Distributed processing allows you to scale document indexing across multiple machines, significantly improving processing speed for large document collections.

The system uses Dask for distributed task scheduling and execution.

✅ Prerequisites¶

Before starting, make sure you have:

multiple machines/nodes with network connectivity
a Python environment on each node
access to a shared filesystem or the ability to copy files between nodes

🛠️ Setup Process¶

1. Prepare your configuration file¶

Check your processing configuration file, for example examples/process/config.yaml, and make sure it includes the distributed settings such as:

dispatcher_config:
  distributed: true
  scheduler_file: "/path/to/scheduler.json" 

The scheduler_file should point to a shared location accessible by all nodes.

Other important configuration options include:

input_folder: path to your documents
output_folder: xhere processed results will be stored
use_fast_processors: set to true for faster processing (may reduce accuracy)

2. Install dependencies on all nodes¶

On each node, run:

# Clone the repository (if not already done)
git clone <repository-url>
cd mmore

# Make a virtual environment
uv venv .venv
source .venv/bin/activate

# Install dependencies
uv pip install -e .

3. Launch the distributed processing¶

Step 1: Start the master node (rank 0)¶

bash scripts/process_distributed.sh --config-file /path/to/config.yaml --rank 0

The master node will:

start the Dask scheduler
launch a worker process
prompt you to start the processing when ready

Step 2: Start worker nodes (rank > 0)¶

On each additional node, run:

bash scripts/process_distributed.sh --config-path /path/to/config.yaml --rank 1

Replace rank 1 with a unique rank number for each node (1, 2, 3, etc.).

The node should be ready within a few seconds.

Step 3: Begin processing¶

Once all nodes are running, return to the master node and type go.
The master node proceeds to crawl the input folder, split the workload among connected nodes and make them start their work.

At the end of processing, the dask server will be automatically shut down by the master node.

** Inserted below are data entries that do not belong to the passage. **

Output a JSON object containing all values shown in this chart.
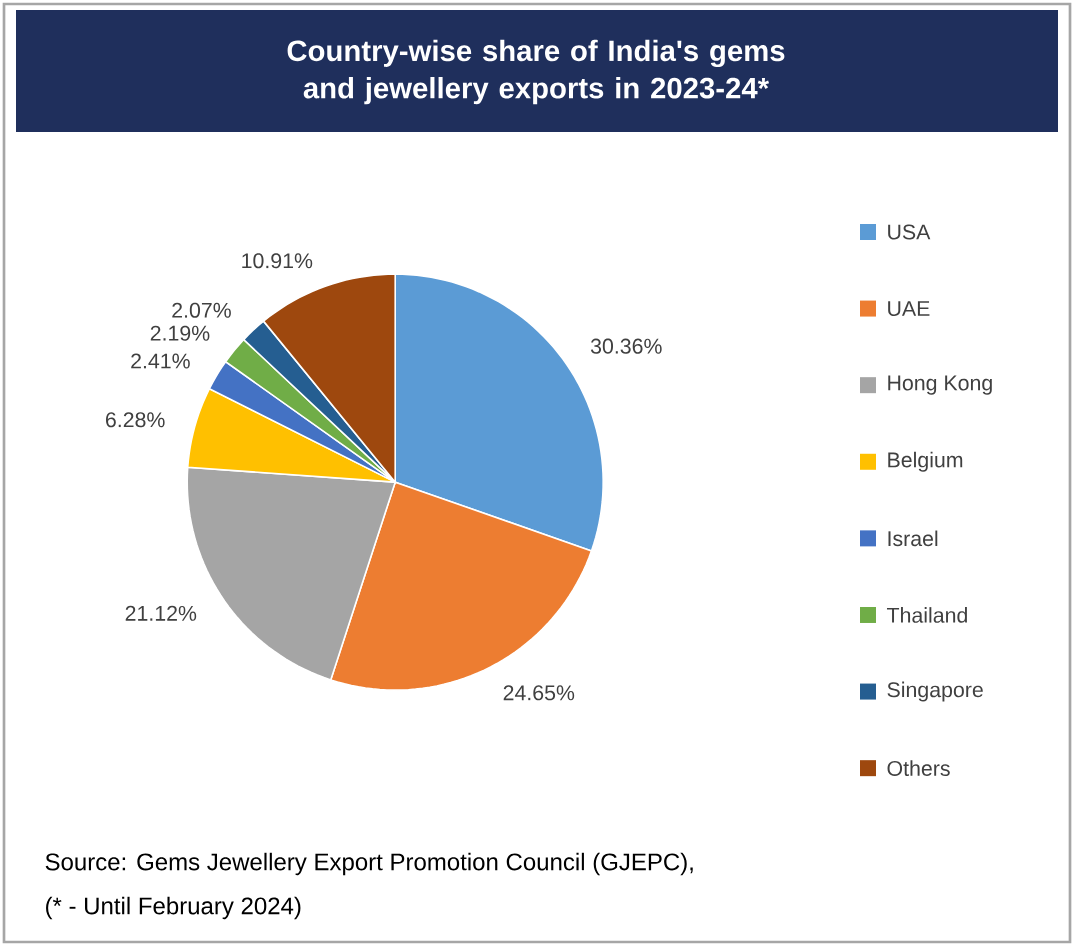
{
  "chart_data": {
    "type": "pie",
    "title": "Country-wise share of India's gems and jewellery exports in 2023-24*",
    "categories": [
      "USA",
      "UAE",
      "Hong Kong",
      "Belgium",
      "Israel",
      "Thailand",
      "Singapore",
      "Others"
    ],
    "values": [
      30.36,
      24.65,
      21.12,
      6.28,
      2.41,
      2.19,
      2.07,
      10.91
    ],
    "colors": [
      "#5b9bd5",
      "#ed7d31",
      "#a5a5a5",
      "#ffc000",
      "#4472c4",
      "#70ad47",
      "#255e91",
      "#9e480e"
    ],
    "value_labels": [
      "30.36%",
      "24.65%",
      "21.12%",
      "6.28%",
      "2.41%",
      "2.19%",
      "2.07%",
      "10.91%"
    ],
    "legend": "right",
    "annotations": [
      "Source: Gems Jewellery Export Promotion Council (GJEPC),",
      "(* - Until February 2024)"
    ]
  }
}
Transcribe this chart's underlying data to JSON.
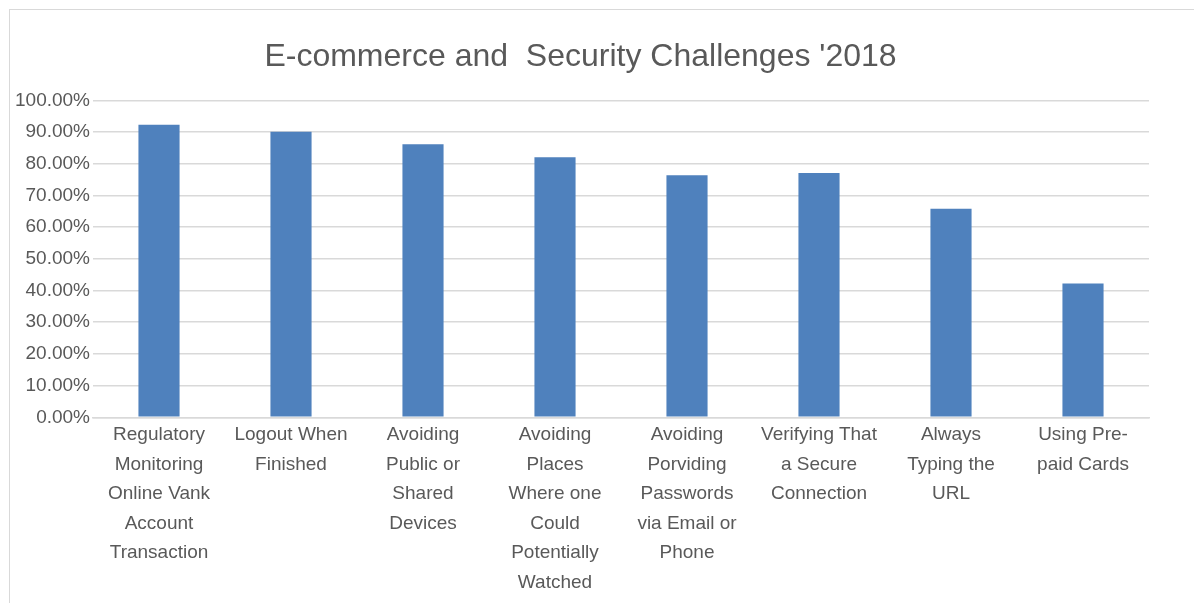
{
  "chart_data": {
    "type": "bar",
    "title": "E-commerce and  Security Challenges '2018",
    "categories": [
      "Regulatory Monitoring Online Vank Account Transaction",
      "Logout When Finished",
      "Avoiding Public or Shared Devices",
      "Avoiding Places Where one Could Potentially Watched",
      "Avoiding Porviding Passwords via Email or Phone",
      "Verifying That a Secure Connection",
      "Always Typing the URL",
      "Using Pre-paid Cards"
    ],
    "values": [
      92.3,
      90.1,
      86.2,
      82.1,
      76.4,
      77.1,
      65.8,
      42.2
    ],
    "color": "#4f81bd",
    "ylim": [
      0,
      100
    ],
    "yticks": [
      {
        "value": 0,
        "label": "0.00%"
      },
      {
        "value": 10,
        "label": "10.00%"
      },
      {
        "value": 20,
        "label": "20.00%"
      },
      {
        "value": 30,
        "label": "30.00%"
      },
      {
        "value": 40,
        "label": "40.00%"
      },
      {
        "value": 50,
        "label": "50.00%"
      },
      {
        "value": 60,
        "label": "60.00%"
      },
      {
        "value": 70,
        "label": "70.00%"
      },
      {
        "value": 80,
        "label": "80.00%"
      },
      {
        "value": 90,
        "label": "90.00%"
      },
      {
        "value": 100,
        "label": "100.00%"
      }
    ],
    "grid": "y",
    "legend": false
  }
}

This also stops the Dask workers on all the connected nodes.

📂 Output Structure¶

After processing completes, the output will be organized as follows:

output_folder/
├── processors/
│   ├── Processor_type_1/
│   │   └── results.jsonl
│   ├── Processor_type_2/
│   │   └── results.jsonl
│   └── ...
├── merged/
│   └── merged_results.jsonl
└── images/

🔧 Troubleshooting¶

Workers not connecting: ensure all nodes can access the scheduler file location
Processing errors: check logs ona the master node
Performance issues: adjust batch sizes and worker counts in the configuration

⚙️ Advanced Configuration¶

For optimal performance, consider adjusting:

processor batch sizes
number of threads per worker
memory limits for workers

Refer to Process for more details on configuration options.